One of DTCC’s top data experts has issued a stark warning about the potential threat of passive investing on the entire intermediary ecosystem unless custodians and market infrastructures overcome data challenges and show sentiment and liquidity in the markets.
Speaking at Sibos 2018 in Sydney, Tim Lind, managing director, DTCC Data Services, said that while service providers have the historical data to help illiquid instruments trade more effectively and therefore reduce the rapidly growing shift to passive investing, there are rules, privacy concerns and regulations which are placing challenges on post-trade providers.
“These faint signals and the historic data that asset servicers – be it a custodian or market infrastructure – can provide, may show signs of sentiment or liquidity and help tip the balance more towards active management which I think benefits the vibrancy of this entire industry,” explained Lind.
“If the industry goes from active to passive with no expectation of return based on stock selection, and the entire mutual fund and retail industry is based on low-cost – ‘throw it in an index’, the ability of investment managers, hedge funds and others to create fees and value-added products is degraded to such an extent that their business models are challenged.”
“Everyone at this conference, in some way or another, services that [active] business model. When the core investment community can’t prove that they can create return, if companies that actually have innovation and growth cannot be rewarded by having investments allocated to them then the entire intermediary infrastructure that you see today will be jeopardised.”

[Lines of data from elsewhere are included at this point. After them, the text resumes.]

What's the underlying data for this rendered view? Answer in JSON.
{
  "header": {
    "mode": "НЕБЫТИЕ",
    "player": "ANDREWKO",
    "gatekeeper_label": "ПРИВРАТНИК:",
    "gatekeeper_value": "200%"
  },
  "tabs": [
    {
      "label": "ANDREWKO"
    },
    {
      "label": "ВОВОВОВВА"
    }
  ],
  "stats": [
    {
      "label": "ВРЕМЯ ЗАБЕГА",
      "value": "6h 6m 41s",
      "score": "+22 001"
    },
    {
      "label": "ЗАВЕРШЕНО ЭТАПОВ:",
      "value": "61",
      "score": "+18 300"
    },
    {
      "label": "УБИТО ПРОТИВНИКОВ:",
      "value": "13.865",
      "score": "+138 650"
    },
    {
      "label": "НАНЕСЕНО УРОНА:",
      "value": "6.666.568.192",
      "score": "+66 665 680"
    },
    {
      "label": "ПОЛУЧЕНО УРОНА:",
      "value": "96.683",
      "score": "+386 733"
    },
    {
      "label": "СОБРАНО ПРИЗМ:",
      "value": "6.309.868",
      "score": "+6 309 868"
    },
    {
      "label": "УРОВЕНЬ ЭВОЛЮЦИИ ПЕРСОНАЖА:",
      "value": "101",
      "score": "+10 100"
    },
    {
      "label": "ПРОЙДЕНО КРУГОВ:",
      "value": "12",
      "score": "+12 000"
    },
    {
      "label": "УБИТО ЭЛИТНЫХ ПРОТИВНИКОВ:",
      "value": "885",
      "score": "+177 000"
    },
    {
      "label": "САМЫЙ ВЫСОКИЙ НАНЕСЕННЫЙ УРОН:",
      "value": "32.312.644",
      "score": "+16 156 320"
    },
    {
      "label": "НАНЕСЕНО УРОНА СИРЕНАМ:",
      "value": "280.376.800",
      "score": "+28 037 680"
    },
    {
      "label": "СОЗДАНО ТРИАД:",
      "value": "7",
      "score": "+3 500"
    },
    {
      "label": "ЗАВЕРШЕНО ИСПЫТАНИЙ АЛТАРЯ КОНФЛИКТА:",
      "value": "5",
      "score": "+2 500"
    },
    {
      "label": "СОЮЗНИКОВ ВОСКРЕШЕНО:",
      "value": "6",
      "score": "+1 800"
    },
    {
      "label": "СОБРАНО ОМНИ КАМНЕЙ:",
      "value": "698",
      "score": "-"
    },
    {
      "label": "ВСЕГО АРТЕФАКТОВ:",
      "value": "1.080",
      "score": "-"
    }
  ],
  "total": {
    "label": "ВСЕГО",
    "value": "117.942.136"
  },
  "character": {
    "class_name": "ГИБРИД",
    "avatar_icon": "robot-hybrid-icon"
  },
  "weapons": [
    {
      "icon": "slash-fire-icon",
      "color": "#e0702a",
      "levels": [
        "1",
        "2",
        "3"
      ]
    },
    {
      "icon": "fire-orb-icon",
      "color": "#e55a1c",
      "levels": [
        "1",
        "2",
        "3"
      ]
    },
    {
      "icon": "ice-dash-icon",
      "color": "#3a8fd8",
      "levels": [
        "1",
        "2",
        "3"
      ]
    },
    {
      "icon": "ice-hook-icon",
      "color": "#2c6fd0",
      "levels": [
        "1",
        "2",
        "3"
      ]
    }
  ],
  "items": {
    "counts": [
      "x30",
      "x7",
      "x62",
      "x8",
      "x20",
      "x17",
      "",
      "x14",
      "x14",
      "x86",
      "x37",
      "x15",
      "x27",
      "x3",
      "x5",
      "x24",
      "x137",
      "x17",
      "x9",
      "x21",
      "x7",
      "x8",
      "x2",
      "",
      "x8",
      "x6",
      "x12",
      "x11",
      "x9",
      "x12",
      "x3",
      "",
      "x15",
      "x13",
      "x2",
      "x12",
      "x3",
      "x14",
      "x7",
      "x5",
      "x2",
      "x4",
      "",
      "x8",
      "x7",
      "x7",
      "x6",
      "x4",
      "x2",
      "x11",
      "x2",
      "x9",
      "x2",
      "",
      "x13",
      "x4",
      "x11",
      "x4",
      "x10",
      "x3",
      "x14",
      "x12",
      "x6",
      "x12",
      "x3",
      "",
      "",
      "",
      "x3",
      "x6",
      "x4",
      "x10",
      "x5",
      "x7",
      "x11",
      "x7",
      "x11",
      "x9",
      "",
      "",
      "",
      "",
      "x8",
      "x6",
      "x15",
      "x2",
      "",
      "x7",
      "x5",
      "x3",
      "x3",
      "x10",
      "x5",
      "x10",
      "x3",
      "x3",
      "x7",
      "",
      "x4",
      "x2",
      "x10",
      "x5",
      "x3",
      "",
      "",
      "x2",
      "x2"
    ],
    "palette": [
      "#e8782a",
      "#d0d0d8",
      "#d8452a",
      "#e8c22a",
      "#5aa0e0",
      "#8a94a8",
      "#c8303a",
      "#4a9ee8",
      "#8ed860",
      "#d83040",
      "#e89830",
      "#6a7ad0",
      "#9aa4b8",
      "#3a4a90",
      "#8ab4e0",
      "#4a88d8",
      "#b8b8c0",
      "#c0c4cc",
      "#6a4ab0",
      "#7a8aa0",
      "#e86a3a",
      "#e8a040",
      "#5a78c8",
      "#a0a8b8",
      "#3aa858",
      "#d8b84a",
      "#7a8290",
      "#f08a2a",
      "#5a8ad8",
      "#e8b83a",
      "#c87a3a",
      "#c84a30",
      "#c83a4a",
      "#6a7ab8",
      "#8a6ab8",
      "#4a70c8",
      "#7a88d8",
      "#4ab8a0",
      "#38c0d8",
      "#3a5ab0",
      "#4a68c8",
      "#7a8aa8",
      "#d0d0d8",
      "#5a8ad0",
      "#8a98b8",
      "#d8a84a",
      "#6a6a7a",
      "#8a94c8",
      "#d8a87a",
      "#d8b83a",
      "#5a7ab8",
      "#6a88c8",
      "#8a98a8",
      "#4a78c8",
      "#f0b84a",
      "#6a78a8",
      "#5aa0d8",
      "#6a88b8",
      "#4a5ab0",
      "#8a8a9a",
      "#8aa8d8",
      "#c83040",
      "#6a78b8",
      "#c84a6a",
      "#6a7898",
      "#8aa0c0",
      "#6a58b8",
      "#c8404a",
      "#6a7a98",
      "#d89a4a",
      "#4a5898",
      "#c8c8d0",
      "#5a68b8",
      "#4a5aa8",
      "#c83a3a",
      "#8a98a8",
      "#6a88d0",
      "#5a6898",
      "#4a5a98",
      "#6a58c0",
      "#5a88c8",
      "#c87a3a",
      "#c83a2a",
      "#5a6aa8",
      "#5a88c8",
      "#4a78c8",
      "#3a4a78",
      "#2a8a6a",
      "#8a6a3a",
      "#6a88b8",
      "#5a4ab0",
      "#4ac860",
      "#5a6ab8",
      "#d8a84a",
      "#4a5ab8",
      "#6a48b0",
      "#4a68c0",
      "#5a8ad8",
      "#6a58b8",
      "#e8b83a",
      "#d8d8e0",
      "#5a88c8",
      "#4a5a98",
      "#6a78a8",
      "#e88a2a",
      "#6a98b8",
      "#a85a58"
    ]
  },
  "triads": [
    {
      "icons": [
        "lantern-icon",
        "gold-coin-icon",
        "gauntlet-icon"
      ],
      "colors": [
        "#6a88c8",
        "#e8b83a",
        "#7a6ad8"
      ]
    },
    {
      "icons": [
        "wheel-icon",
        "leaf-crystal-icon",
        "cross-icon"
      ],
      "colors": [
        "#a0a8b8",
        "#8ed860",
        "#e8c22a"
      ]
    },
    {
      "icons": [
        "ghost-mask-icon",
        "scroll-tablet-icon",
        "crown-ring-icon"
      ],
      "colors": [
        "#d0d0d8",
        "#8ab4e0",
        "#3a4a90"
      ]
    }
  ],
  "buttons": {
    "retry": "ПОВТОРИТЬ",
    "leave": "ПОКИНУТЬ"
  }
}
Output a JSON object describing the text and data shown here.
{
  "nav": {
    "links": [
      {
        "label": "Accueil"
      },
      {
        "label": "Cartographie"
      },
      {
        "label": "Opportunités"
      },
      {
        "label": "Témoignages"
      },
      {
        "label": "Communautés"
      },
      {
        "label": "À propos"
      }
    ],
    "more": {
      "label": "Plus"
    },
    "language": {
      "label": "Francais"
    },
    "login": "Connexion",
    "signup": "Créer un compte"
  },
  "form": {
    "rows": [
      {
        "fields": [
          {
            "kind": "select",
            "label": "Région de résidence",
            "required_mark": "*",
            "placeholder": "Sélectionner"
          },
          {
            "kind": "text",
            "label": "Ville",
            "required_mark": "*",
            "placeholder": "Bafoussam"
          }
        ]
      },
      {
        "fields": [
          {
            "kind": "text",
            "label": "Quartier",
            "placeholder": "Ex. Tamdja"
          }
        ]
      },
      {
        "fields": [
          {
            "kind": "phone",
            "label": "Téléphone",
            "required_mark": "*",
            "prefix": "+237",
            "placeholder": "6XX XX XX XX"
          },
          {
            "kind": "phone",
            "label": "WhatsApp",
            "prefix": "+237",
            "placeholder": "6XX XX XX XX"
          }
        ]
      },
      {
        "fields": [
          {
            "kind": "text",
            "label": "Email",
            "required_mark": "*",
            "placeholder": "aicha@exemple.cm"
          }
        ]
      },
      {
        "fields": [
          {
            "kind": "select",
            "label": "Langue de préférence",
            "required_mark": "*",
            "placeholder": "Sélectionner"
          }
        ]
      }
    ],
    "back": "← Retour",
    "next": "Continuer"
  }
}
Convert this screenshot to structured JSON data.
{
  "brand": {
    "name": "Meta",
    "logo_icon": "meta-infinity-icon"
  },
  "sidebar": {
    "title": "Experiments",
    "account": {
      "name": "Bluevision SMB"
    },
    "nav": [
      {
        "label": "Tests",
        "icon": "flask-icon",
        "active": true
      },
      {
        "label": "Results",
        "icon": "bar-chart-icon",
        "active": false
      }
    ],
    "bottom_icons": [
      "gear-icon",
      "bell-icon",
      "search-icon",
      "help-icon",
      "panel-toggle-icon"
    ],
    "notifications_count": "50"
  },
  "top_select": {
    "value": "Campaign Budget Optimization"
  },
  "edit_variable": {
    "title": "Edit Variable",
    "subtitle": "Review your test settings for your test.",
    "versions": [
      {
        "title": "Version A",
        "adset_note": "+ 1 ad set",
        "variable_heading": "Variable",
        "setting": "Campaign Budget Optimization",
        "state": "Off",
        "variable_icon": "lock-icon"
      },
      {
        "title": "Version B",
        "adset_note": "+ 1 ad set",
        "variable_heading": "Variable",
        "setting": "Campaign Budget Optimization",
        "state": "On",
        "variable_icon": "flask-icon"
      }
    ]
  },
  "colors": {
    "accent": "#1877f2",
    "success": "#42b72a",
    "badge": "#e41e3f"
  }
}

Custodians and other post-trade service providers have the potential to draw on the historical data they have amassed to create added-value products and services for their clients. However, participants agreed that regulations and individual client use policies may place limits on that data use, even if aggregated.
Tim Grant, founder and CEO of DrumG Technologies echoed Lind’s concerns about the shift towards passive investment but believes rule changes can liberate the data.
“We have got some massive walled gardens, so how can we liberate this data in a secure and private way, provide better information on liquidity and allow us not to fall into the trap of a passive world?” said Grant.
Speakers highlighted that challenges around data persist and are evolving, especially around privacy and ownership, which were only exacerbated by the Facebook-Cambridge Analytica scandal.
Regulations and different rules across jurisdictions mean that service providers are still figuring out how best to deal with these issues, even while liquidity continues to drop in the fixed income markets, which, in principle, could make good use of the insights the data could offer.
HSBC’s global head of custody, John van Verre, explained that “More and more, sophisticated investors have their own data policies. That’s a very good development as it informs us. With post-trade analysis, you want to include as much information as you possibly can.” He noted, however, that, “countries are becoming restrictive about their cross-border data sharing. So there is value in it, but there are limiting factors.”
The value versus privacy debate will rumble on, and Lind argued that post-trade service providers need to understand the nature of the data and how it is used by their clients in order to fashion new data services that are perceived as valuable.